Put Your Defenses Down
Don’t shut down constructive criticism with a defense mechanism. This is easier said than done and whether you agree with what you hear or not, it’s important to remain open to feedback. You’ve heard it before… Learn to not take everything so personally.
Constructive advice should be solely used to help improve your work and allow you to learn something new. Different perspectives other than your own exist and it’s essential to recognize and accept the fact rather than reject it. In fact, an effective way to approach this is to ask for feedback regularly.

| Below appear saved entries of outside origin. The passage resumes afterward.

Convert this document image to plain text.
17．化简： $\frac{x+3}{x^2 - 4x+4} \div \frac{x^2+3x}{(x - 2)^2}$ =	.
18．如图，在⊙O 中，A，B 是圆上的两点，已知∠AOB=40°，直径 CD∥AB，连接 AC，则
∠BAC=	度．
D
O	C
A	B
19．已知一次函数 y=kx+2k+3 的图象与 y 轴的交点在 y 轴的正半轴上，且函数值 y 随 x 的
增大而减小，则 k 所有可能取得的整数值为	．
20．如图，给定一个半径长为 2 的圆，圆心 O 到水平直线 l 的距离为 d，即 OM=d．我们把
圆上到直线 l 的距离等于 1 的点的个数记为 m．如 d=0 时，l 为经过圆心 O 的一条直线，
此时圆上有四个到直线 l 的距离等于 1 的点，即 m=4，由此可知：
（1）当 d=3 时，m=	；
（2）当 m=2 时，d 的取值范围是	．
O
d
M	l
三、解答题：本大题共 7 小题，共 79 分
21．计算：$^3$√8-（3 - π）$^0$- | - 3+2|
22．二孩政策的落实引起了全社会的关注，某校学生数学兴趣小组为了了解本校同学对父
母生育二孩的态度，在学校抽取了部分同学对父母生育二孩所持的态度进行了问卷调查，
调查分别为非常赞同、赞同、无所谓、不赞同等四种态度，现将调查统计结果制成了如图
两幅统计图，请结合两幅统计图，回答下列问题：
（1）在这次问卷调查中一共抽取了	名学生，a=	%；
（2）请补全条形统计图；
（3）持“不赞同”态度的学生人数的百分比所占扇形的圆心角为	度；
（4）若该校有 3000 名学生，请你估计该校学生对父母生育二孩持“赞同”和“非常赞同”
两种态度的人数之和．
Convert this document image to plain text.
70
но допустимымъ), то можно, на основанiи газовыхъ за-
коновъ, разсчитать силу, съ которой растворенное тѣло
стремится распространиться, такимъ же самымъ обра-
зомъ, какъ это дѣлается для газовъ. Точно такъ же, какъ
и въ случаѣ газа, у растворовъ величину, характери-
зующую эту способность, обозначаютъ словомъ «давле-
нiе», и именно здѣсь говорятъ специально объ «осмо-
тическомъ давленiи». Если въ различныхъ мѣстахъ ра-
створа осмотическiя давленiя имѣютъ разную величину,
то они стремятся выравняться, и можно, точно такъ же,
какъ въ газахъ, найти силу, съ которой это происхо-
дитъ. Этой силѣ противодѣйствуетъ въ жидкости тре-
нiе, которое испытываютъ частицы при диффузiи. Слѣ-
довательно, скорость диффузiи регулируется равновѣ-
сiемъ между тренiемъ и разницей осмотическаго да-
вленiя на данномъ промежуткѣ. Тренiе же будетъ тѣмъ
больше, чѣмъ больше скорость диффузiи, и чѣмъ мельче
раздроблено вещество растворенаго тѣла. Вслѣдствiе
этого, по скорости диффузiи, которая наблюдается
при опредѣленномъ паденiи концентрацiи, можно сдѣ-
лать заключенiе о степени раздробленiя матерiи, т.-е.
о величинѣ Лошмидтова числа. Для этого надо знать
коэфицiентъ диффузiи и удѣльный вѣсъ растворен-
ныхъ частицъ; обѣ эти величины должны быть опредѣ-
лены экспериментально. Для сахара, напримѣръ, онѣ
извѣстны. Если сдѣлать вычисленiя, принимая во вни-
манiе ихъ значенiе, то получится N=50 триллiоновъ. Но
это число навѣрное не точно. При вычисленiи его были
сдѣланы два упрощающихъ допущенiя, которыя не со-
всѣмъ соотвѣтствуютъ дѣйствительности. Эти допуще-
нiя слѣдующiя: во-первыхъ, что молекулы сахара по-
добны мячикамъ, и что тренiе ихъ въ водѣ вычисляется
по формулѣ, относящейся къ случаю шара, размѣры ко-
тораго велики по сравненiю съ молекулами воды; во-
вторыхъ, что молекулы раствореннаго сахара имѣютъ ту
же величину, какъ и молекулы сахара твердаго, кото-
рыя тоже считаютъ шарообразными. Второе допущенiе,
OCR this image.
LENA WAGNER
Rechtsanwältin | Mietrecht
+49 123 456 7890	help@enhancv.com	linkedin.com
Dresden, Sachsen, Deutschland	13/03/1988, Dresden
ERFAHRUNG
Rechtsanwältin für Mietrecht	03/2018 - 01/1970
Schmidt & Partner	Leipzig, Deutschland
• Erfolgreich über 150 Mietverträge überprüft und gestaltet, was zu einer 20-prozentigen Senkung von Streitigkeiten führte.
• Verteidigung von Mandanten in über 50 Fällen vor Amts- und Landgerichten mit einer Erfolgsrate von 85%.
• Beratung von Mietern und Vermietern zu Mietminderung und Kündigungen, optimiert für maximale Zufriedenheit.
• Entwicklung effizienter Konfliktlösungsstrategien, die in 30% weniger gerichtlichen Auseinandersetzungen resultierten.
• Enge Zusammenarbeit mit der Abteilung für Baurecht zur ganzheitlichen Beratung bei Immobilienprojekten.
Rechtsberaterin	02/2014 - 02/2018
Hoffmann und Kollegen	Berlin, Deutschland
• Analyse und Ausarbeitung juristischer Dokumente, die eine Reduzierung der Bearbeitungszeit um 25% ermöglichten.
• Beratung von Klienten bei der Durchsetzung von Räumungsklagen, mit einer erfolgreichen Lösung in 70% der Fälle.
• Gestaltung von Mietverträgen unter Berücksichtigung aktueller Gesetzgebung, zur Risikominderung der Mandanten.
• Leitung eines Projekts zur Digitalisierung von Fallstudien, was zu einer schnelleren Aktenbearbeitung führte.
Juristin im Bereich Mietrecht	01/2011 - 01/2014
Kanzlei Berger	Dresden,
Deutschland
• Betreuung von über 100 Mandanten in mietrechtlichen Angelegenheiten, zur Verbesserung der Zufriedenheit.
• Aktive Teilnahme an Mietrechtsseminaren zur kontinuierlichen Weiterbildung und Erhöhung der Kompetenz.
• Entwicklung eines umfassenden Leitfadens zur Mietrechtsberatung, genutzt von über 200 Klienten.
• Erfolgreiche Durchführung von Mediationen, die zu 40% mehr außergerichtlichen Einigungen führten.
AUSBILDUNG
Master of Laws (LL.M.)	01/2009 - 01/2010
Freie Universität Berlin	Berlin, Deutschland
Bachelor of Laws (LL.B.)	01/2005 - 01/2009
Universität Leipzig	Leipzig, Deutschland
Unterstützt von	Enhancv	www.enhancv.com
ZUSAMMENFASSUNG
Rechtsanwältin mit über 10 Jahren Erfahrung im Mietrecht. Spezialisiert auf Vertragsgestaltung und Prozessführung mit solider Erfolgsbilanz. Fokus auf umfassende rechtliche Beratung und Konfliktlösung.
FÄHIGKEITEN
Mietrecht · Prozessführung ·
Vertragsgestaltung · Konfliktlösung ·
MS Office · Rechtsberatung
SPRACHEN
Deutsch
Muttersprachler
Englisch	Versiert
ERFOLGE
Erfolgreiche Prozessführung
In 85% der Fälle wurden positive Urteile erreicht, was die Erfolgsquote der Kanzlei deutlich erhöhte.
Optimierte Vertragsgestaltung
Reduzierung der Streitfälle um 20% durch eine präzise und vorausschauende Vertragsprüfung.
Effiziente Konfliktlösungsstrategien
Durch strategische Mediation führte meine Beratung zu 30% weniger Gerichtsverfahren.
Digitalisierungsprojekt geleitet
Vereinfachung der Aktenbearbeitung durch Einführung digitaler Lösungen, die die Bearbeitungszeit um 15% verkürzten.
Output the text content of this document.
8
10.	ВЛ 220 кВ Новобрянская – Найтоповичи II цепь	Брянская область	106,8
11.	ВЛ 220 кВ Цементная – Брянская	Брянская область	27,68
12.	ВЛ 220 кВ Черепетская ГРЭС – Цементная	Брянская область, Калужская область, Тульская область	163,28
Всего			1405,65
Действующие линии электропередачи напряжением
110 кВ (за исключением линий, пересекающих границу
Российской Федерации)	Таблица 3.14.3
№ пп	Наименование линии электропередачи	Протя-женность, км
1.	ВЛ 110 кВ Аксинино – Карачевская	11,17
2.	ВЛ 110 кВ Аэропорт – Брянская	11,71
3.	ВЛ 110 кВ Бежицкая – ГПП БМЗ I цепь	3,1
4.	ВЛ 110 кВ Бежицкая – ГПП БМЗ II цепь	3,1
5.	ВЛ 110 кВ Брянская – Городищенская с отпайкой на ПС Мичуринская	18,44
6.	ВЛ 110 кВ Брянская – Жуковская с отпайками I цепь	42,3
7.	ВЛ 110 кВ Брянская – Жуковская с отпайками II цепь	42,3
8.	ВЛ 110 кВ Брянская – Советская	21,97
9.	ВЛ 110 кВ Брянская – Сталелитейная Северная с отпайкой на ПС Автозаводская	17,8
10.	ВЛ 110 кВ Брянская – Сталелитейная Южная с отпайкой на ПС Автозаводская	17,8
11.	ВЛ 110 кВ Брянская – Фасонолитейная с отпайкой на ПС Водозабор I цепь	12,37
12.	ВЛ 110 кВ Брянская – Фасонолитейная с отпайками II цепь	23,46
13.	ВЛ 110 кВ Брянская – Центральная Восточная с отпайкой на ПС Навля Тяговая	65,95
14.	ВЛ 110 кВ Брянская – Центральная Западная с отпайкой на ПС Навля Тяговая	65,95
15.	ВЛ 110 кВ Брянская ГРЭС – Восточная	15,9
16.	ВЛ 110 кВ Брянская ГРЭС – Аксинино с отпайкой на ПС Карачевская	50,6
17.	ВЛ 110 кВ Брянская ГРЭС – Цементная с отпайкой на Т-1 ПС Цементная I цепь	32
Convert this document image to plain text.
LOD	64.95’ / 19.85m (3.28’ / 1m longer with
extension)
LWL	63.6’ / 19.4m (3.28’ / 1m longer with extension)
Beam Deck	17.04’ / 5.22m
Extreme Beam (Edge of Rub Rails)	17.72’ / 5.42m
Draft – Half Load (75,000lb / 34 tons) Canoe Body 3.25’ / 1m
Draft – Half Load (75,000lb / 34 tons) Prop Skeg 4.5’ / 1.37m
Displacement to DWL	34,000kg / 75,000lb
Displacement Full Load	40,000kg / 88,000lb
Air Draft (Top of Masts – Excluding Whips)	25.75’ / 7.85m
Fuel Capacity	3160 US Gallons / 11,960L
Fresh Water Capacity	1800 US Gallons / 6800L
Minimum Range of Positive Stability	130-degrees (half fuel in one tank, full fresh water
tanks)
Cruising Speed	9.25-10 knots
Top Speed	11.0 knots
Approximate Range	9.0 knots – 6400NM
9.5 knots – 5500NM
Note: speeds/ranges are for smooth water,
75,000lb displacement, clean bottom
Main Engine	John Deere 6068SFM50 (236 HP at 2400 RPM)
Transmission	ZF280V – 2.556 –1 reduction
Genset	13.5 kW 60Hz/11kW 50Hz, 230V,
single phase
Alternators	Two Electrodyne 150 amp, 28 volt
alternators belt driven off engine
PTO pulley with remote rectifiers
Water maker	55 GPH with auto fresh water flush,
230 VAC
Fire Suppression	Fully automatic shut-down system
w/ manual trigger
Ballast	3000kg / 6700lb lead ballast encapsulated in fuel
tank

Identify Your Strengths And Weaknesses
The truth is, no one possesses every notable strength and we all have our weaknesses. In society, it’s often expected to flaunt your strengths and frown upon your weaknesses. A confident candidate understands that nobody is ever going to be perfect and owns both their good qualities and their flaws.
Definitely integrate your strengths into your daily productivity because when you lead with what you’re good at, your confidence boosts.
As for weaknesses, don’t avoid them, but rather work on strengthening them instead. If it’s hard for you to excel at certain things, it is okay to accept that. It’s extremely important to remember that you’re highly capable of so many things. Once your confidence grows, you will begin to realize your capability.
Whatever you do, do not highlight your weaknesses — or any negativity for that matter.
This one is extremely important, for more reasons than you’d think. Setting boundaries and saying ‘no’ to things you cannot take on, emotionally or physically, is a vital step in recognizing your self-worth. In your career, you will come across many different obstacles, some more difficult than others.
First, understand the predicament you are in and if it is suitable to put your foot down, do so accordingly.
Of course, saying ‘no’ doesn’t come very easily to a lot of us. Understand that it’s okay to set boundaries and look out for yourself, who else is going to if you don’t? Do yourself a favor and practice saying ‘no’ even if it takes some time to build up the courage.